Ma di tutto ciò non ridono (di gioia) i protagonisti, anzi, esprimono una soddisfazione con espressioni che somigliano più ad un ghigno (come avessero ingoiato qualcosa di amaro) che a dei sorrisi. Questo perché la loro è una soddisfazione che si esprime a denti stretti che è sinonimo di umiltà. Il riso, del resto, abbonda solo sulla bocca degli stolti. E non è certo questo il messaggio che la bella tavolata vuole mandare. La foto, in questo caso, visto anche il peso dei personaggi, è da intendersi come una sorta di spot pubblicitario sullo stato di salute “dell’amministrazione Occhiuto”, affidato ai volti dei rappresentati. Come a dire: noi ci siamo, ci saremo, e continueremo a combattere i nemici della libertà.

Ma se ci soffermiamo ad analizzarla bene, partendo proprio dalle qualità umana e sociali dei personaggi che formano questo bel quadretto, scopriamo che l’unico elemento che li accomuna è l’ipocrisia. E la foto è la rappresentazione plastica del materiale umano di cui Occhiuto si è circondato. Del resto un mediocre che si sente Re non può che circondarsi da mediocri che si sentono sapienti.

Tonino Magnelli, Eva Catizone, Giampaolo Calabrese, Renato Nuzzolo. Questi sono i cavalieri della tavola rotonda di Occhiuto. Personaggi che più falsi e ipocriti non si può. Stanno insieme solo per interessi economici, e l’unica cosa che interessa loro è fare la bella vita. Infatti sono gli specialisti del mangiare al ristorante tutte le sere, dopo aver girato almeno due o tre bar per l’aperitivo, e farsi 4 mesi di vacanza all’anno, il tutto gentilmente concesso e spesato dal cosentino che paga le tasse. Già, perché i 4 non hanno mai lavorato in vita loro, e nonostante ciò hanno un tenore di vita da gente che guadagna 4/5mila euro al mese. Per fare quello che giornalmente fanno loro bisogna spendere di base almeno 100 al giorno, vizi compresi.

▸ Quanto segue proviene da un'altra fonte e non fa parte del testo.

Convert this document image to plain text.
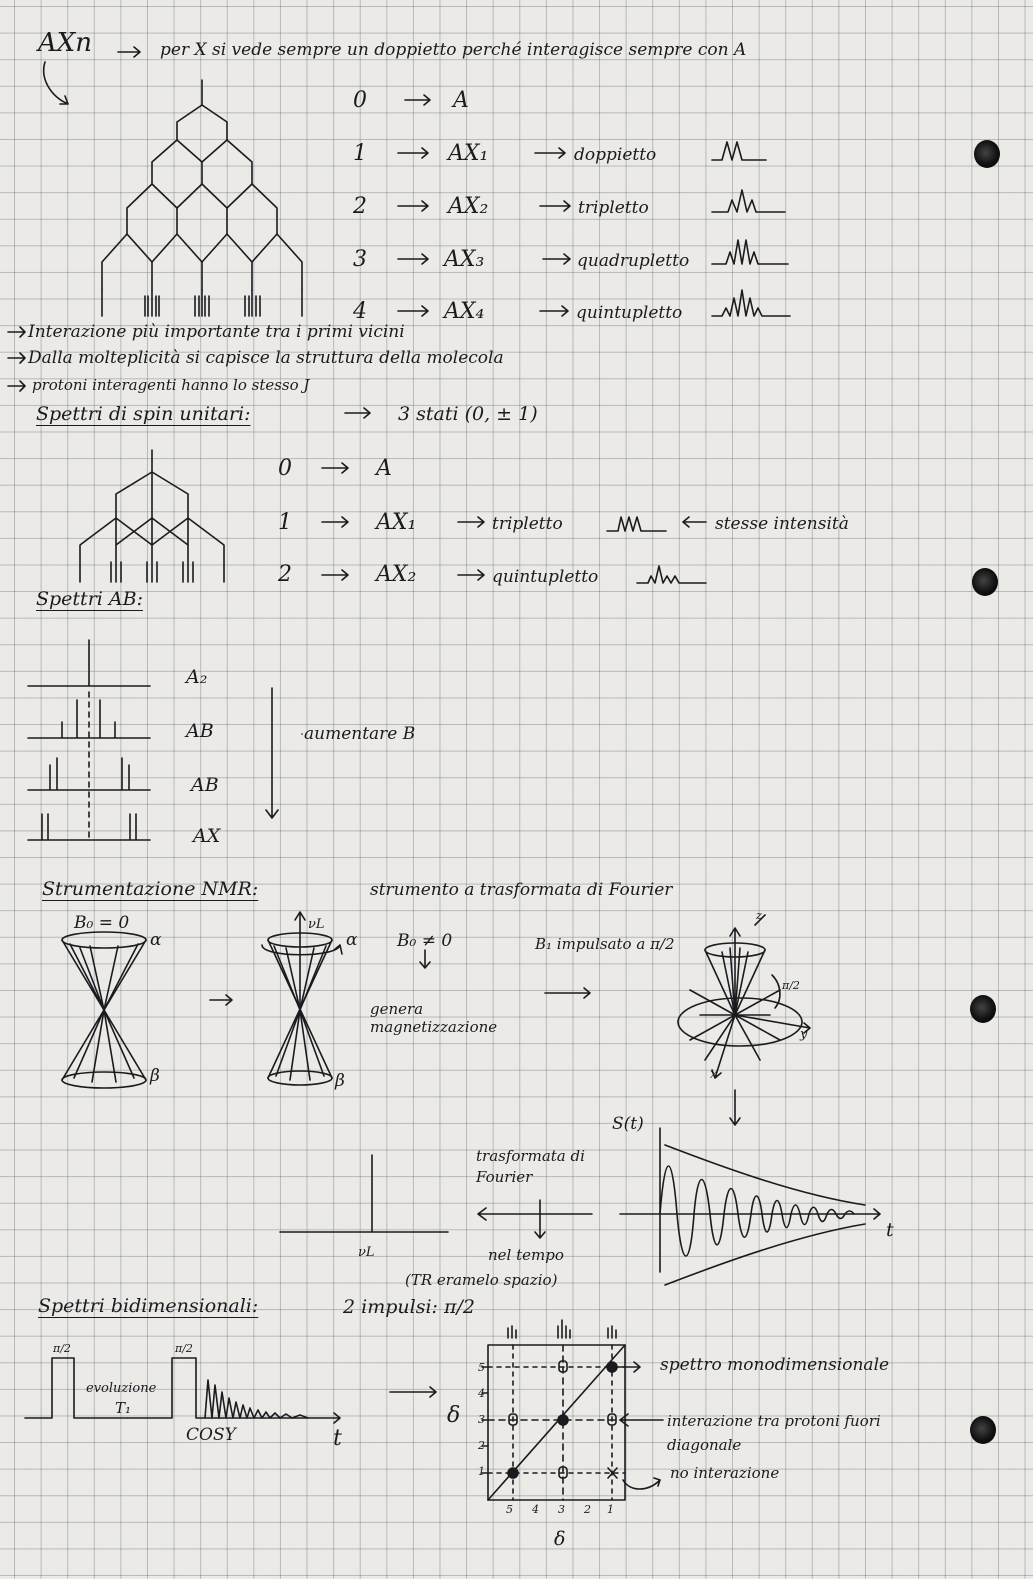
AXn	per X si vede sempre un doppietto perché interagisce sempre con A
0	A
1	AX₁	doppietto
2	AX₂	tripletto
3	AX₃	quadrupletto
4	AX₄	quintupletto
Interazione più importante tra i primi vicini
Dalla molteplicità si capisce la struttura della molecola
protoni interagenti hanno lo stesso J
Spettri di spin unitari:	3 stati (0, ± 1)
0	A
1	AX₁	tripletto	stesse intensità
2	AX₂	quintupletto
Spettri AB:
A₂
AB
AB
AX
aumentare B
Strumentazione NMR:	strumento a trasformata di Fourier
B₀ = 0
α
β
α
β
νL
B₀ ≠ 0
genera magnetizzazione
B₁ impulsato a π/2
z
x
y
π/2
νL
S(t)
t
trasformata di Fourier
nel tempo
(TR eramelo spazio)
Spettri bidimensionali:	2 impulsi: π/2
π/2	π/2
evoluzione
T₁
COSY	t
δ
δ
5
4
3
2
1
5 4 3 2 1
spettro monodimensionale
interazione tra protoni fuori diagonale
no interazione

Sono tutti e quattro, chi in un modo chi nell’altro, al servizio di Occhiuto. Nuzzolo è il suo prestanome, Calabrese il suo aggancio con la procura di Cosenza, è il nipote del procuratore capo, assunto per chiamata diretta come dirigente al Comune, Catizone una vecchia borghese decaduta in cerca di soldi facili (stipendi senza lavorare) pur di mantenere il suo tenore di vita, disposta a rinnegare anche se stessa per un aperitivo di tendenza, infatti è consulente del sindaco a cosa non si sa, e per finire Tonino Magnelli, l’amico (finto) di tutti. Di Occhiuto è inutile parlare, sapete già tutto.

Eravamo quattro ipocriti al bar, verrebbe da dire, perché sulla loro ipocrisia e sulla loro falsità non ci sono dubbi. E noi che siamo stati chiamati come persone informate sui fatti da diverse procure lo sappiamo bene, specie dopo aver letto su alcuni verbali cosa pensano l’uno dell’altro. Se ne dicono di tutti i colori alle spalle, non sapendo di essere ascoltati (nella tana del lupo): serpente, vipera, infame, bastardo, ladro, imbroglione, lecchino, servo. Senza contare gli “aneddoti” raccontati su tante loro malefatte. Verbali che prima o poi usciranno fuori, quando l’inchiesta sarà chiusa, e lo sanno bene a cosa ci riferiamo i personaggi illustrati nella foto. Noi purtroppo non possiamo per il momento dire altro perché vincolati al segreto istruttorio, e sgarrare non ci conviene. Aspettiamo fiduciosi il concludersi dell’inchiesta, e poi renderemo pubblici i verbali. Così capirete una volta per tutte di che pasta è fatta questa gente.